Na korytarzach budynku Prokuratury Generalnej przy ulicy Barskiej czuć dużą niepewność. – Jest nerwowo, bo nie wiemy, co będzie jutro. To nie są komfortowe warunki pracy – mówi jeden z prokuratorów.
Chodzi napięcie wokół przygotowanego przez Andrzeja Seremeta rocznego sprawozdania z działalności prokuratora generalnego – jeszcze za rok 2011. Mimo że jest ono gotowe od marca, ciągle nie zostało ocenione przez premiera.
Bez przyjaciół w Sejmie
To może budzić frustracje wśród prokuratorów. Bo – jak mówią śledczy – okazuje się, że sprawozdaniem, które zgodnie z intencją ustawodawcy miało służyć merytorycznej ocenie pracy prokuratury, można grać na zwłokę, trzymając prokuratora generalnego w swoistym szachu.

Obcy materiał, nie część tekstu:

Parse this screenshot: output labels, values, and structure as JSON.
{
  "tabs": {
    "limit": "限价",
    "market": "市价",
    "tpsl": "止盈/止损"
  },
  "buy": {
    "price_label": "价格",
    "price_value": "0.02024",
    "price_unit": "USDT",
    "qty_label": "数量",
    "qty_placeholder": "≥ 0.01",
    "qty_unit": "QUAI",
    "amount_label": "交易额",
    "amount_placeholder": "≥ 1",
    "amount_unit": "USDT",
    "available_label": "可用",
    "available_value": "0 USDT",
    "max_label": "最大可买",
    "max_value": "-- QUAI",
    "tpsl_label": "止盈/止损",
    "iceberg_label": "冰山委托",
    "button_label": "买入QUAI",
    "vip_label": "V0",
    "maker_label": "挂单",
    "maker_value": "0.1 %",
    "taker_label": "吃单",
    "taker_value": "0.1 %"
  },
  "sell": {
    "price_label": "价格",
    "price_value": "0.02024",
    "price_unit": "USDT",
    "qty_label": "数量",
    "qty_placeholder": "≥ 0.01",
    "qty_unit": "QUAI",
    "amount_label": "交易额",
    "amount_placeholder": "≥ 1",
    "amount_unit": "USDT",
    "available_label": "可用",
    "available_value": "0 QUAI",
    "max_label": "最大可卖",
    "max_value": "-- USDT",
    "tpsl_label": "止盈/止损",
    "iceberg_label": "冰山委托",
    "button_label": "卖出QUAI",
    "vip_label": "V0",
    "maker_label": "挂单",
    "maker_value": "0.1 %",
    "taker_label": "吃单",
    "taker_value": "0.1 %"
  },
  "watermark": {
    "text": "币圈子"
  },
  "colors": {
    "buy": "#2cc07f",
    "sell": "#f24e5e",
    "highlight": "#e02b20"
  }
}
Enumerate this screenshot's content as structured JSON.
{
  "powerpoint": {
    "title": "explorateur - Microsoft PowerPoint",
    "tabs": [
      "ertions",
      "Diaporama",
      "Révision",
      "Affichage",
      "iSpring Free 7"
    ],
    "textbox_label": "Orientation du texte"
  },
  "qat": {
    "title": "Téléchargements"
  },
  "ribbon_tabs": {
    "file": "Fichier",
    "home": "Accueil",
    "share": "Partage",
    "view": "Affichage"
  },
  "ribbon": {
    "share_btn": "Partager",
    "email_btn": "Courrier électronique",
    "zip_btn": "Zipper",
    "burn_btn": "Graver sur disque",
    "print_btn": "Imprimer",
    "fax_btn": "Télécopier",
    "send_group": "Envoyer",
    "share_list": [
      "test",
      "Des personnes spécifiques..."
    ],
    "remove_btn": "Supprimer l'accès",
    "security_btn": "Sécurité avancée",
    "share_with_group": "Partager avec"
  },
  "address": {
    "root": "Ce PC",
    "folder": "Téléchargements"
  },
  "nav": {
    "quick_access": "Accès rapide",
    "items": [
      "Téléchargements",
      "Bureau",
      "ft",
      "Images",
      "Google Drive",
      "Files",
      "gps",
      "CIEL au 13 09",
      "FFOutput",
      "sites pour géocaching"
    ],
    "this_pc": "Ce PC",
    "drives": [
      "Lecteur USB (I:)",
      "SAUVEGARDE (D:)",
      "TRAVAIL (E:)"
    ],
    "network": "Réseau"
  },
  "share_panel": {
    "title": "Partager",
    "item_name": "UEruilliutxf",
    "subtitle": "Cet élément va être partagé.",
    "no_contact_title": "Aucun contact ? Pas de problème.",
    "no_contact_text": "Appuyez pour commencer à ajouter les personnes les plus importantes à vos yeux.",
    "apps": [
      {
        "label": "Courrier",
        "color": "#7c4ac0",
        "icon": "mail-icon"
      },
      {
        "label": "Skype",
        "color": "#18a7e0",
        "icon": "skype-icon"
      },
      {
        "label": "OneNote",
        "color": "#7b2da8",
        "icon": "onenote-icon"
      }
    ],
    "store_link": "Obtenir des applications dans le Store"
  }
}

A zagrożenie jest realne. Negatywna ocena dokonana przez Donalda Tuska może uruchomić polityczną procedurę odwołania prokuratora generalnego. Zgodnie z przepisami premier przyjmuje albo odrzuca sprawozdanie prokuratora generalnego, „mając na względzie realizację zadań przez prokuratora generalnego w zakresie strzeżenia praworządności oraz czuwania nad ściganiem przestępstw”.
W przypadku odrzucenia sprawozdania premier może wystąpić do Sejmu z wnioskiem o odwołanie prokuratora generalnego przed upływem kadencji. Sejm może to uczynić większością 2/3 głosów, które nietrudno byłoby uzbierać. Seremet nie ma zbyt wielu przyjaciół w parlamencie. Także największa partia opozycyjna Prawo i Sprawiedliwość ma do niego szereg zastrzeżeń dotyczących prowadzenia śledztwa smoleńskiego.